La cachette

Je vois que vous avez compris. C’est justement ce que j’aime : m’en revenir. Oh, ne vous inquiétez pas pour moi. Si je suis saoûl, je vous écrirai au pire un petit billet que je glisserai dans votre sac pendant que vous vous préparerez à partir, un petit sonnet sans rimes explorant les limites de la convenance. Soyez gentille, servez-moi donc un dernier verre de ce fabuleux whisky dont la couleur ocre me rappelle les margelles des puits de chez moi abandonnées aux fougères et aux ronces et sur lesquelles, parfois, un chien vient pisser ses heures solitaires comme j’excave, moi, de douloureux souvenirs que je m’invente pour jouer. Il m’arrive à ces occasions de jauger, du haut de ce piédestal de ruminations solitaires, la différence invisible qui me lie à vous autres, la plaie que vous prenez pour station balnéaire, mine d’or ou trésor caché, et j’en retire toujours cette même insatisfaction du soldat résigné obéissant à un chef qu’il exècre ou exécutant un ordre qu’il ne comprend pas.

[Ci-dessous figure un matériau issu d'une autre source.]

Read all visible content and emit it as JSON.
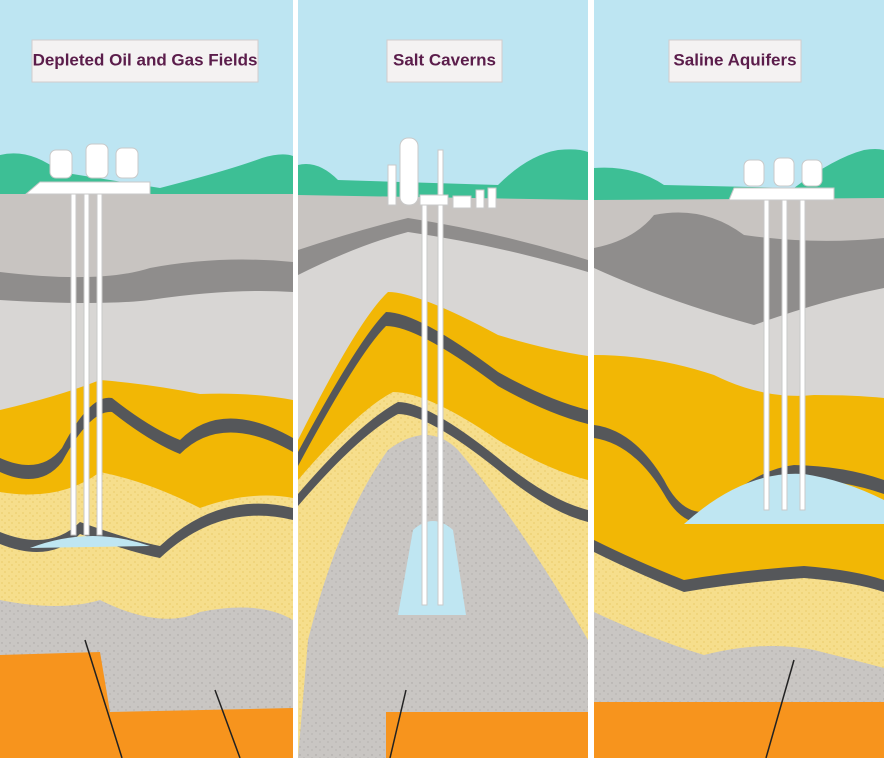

Tout à l’heure, alors que vous parliez de vous, je me suis arrêté d’écouter, je vous l’avoue. J’ai de ces absences, je n’y peux rien, je regardais votre visage devenir flou et j’y inventais de nouveaux souvenirs comme la nuit désormais bien avancée, quelle heure est-il d’ailleurs ?, j’y repérais l’empreinte de la salive que je ne poserai sans doute pas et je suivais des yeux mes propres doigts sur votre joue soumise et chaude, je voyais vos yeux se fermer doucement, j’aime cela vous comprenez, inventer une nouvelle narration et en refuser l’exaucement, certains appellent cela le masochisme et d’autres, naïfs, la passivité. Je ne saurais dire qui, finalement, a raison, mais quel qu'en soit le nom je m’y cache bien volontiers comme lorsque petit j’entrais dans la loge de ma gardienne d’immeuble de mère et changeais soudain de langue, dans une brusquerie telle que j’imaginais la porte de notre petit logement comme une cascade infranchissable pour les copains, qui ne m’ont du reste jamais demandé pourquoi je ne les invitais jamais à la maison.